Project LIFT is a waste of money
In response to “Despite controversy, donors pledge $6.5M more for west Charlotte schools” (June 3):
Why won’t people give up and admit defeat? Five years ago Project LIFT sounded like a good idea and promised high results, but million of dollars later the results were dismal. Why spend $6.5 million dollars for another year?
It would be sensible for both city and county leaders to examine the worthiness of long-standing programs. We need spending cuts if we are to give raises to teachers and police.
Philanthropists can throw millions away on ineffective programs, but tax dollars need not do that.
Ann Marie Lloyd,
Take workplace death seriously
In response to “Worker killed in fall at uptown construction site” (May 24):
This writer is the president of North Carolina AFL-CIO.
Juventino Mata-Hernandez plunged 19 stories to his death last week, leaving a 3-year-old girl without a father. Yet his bosses insist there’s no reason to think they weren’t abiding by “the highest safety standards.”
It’s not just an insult to Juventino. It’s an insult to the workers who are still being put at risk on the job. It’s a twisted attempt to ignore the workplace hazards that claimed the lives of 174 North Carolina workers in 2016 alone.
These deaths won’t be ignored. Working people are going to demand answers and secure the safety standards we need to ensure that each of us can arrive home safely after a full day’s work.

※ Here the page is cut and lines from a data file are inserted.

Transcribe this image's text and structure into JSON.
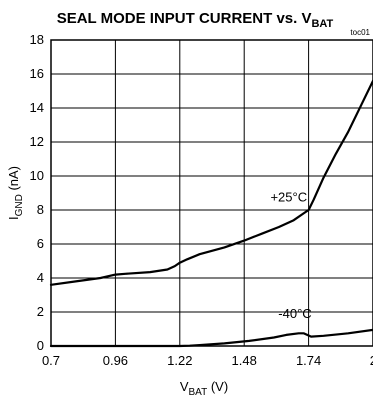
{
  "chart_data": {
    "type": "line",
    "title": {
      "main": "SEAL MODE INPUT CURRENT vs. V",
      "sub": "BAT"
    },
    "tag": "toc01",
    "xlabel": {
      "main": "V",
      "sub": "BAT",
      "unit": " (V)"
    },
    "ylabel": {
      "main": "I",
      "sub": "GND",
      "unit": " (nA)"
    },
    "xlim": [
      0.7,
      2.0
    ],
    "ylim": [
      0,
      18
    ],
    "xticks": [
      0.7,
      0.96,
      1.22,
      1.48,
      1.74,
      2.0
    ],
    "xtick_labels": [
      "0.7",
      "0.96",
      "1.22",
      "1.48",
      "1.74",
      "2"
    ],
    "yticks": [
      0,
      2,
      4,
      6,
      8,
      10,
      12,
      14,
      16,
      18
    ],
    "ytick_labels": [
      "0",
      "2",
      "4",
      "6",
      "8",
      "10",
      "12",
      "14",
      "16",
      "18"
    ],
    "grid": true,
    "legend": "none",
    "series": [
      {
        "name": "+25°C",
        "x": [
          0.7,
          0.8,
          0.9,
          0.96,
          1.0,
          1.1,
          1.17,
          1.2,
          1.22,
          1.25,
          1.3,
          1.4,
          1.48,
          1.55,
          1.62,
          1.68,
          1.72,
          1.74,
          1.76,
          1.8,
          1.85,
          1.9,
          1.95,
          2.0
        ],
        "y": [
          3.6,
          3.8,
          4.0,
          4.2,
          4.25,
          4.35,
          4.5,
          4.7,
          4.9,
          5.1,
          5.4,
          5.8,
          6.2,
          6.6,
          7.0,
          7.4,
          7.8,
          8.0,
          8.6,
          9.9,
          11.3,
          12.6,
          14.1,
          15.6
        ]
      },
      {
        "name": "-40°C",
        "x": [
          0.7,
          0.96,
          1.22,
          1.26,
          1.3,
          1.4,
          1.5,
          1.6,
          1.65,
          1.7,
          1.72,
          1.75,
          1.8,
          1.9,
          2.0
        ],
        "y": [
          0.0,
          0.0,
          0.0,
          0.02,
          0.05,
          0.15,
          0.3,
          0.5,
          0.65,
          0.75,
          0.75,
          0.55,
          0.6,
          0.75,
          0.95
        ]
      }
    ],
    "annotations": [
      {
        "text": "+25°C",
        "x": 1.66,
        "y": 8.5
      },
      {
        "text": "-40°C",
        "x": 1.685,
        "y": 1.65
      }
    ]
  }
}
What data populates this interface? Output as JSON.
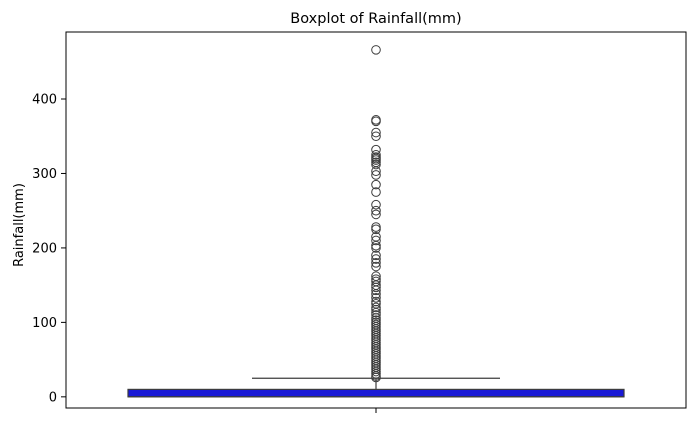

How can we report dangerous drivers?
CMPD used to have an email link for residents to report violations on Charlotte’s streets and highways. I’d get all the information about the car, when it happened and the automobile description with its tag. Then I’d send it to the email address and CMPD would respond to the driver and/or owner. That email link has been discontinued and I’ve contacted 311. They passed me along to phone numbers but no one answers. There is now, effectively, no way for us to report dangerous drivers on a daily basis.
One of these drivers will cause a wreck or worse but our brave men and women of CMPD won’t know about them beforehand.
Jon Schuller, Charlotte
John Boehner doesn’t define the GOP
John Boehner doesn’t define the GOP
In response to “John Boehner: 'There is no Republican Party'” (June 3 Viewpoint):
John Boehner, John McCain and John Kasich should have joined the Democratic Party years ago.
Boehner was scared to death of government shutdowns, McCain was the deciding vote against the repeal and replace of Obamacare, and Kasich bought the entire liberal agenda.
We need strong candidates that will take a hard vote and help our president accomplish his campaign promises, not a bunch of clowns that are scared of their own shadow.
Jim Cherry, Charlotte
What’s the traffic debt alternative?
In response to “ACLU lawsuit contends that revoking driver's license for traffic debt is illegal in NC” (May 31):
If the poor did not violate the law, the poor would not be in the position of paying for their crimes. Revocation of drivers’ licenses seems an appropriate punishment.
Would the ACLU prefer jail as punishment, or just that their clients receive no punishment at all because they’re poor? Don’t do the crime if you can’t pay the fine. If scofflaws with unpaid fines can pay for gas to drive around...just sayin’!
Robert Lewis, Charlotte
Graham shouldn’t put Church into State
Once upon a time there was a separation of Church and State. Now, we have Franklin Graham with a caravan of his tax-exempt resources trooping through California to get evangelicals to vote Republican in the mid-terms. Sounds similar to Russian interference in our elections, but Republicans aren’t very likely to stop Graham, either.
Bob Kirby, Charlotte
Is Trump’s power really absolute?
The letter Trump’s lawyers sent to Robert Mueller implies that the president is above the law, which I find dubious. But, if they are correct, then we have a dictator and not a president. This, I find, is too horrible to contemplate.
I’m wondering when I moved to Russia.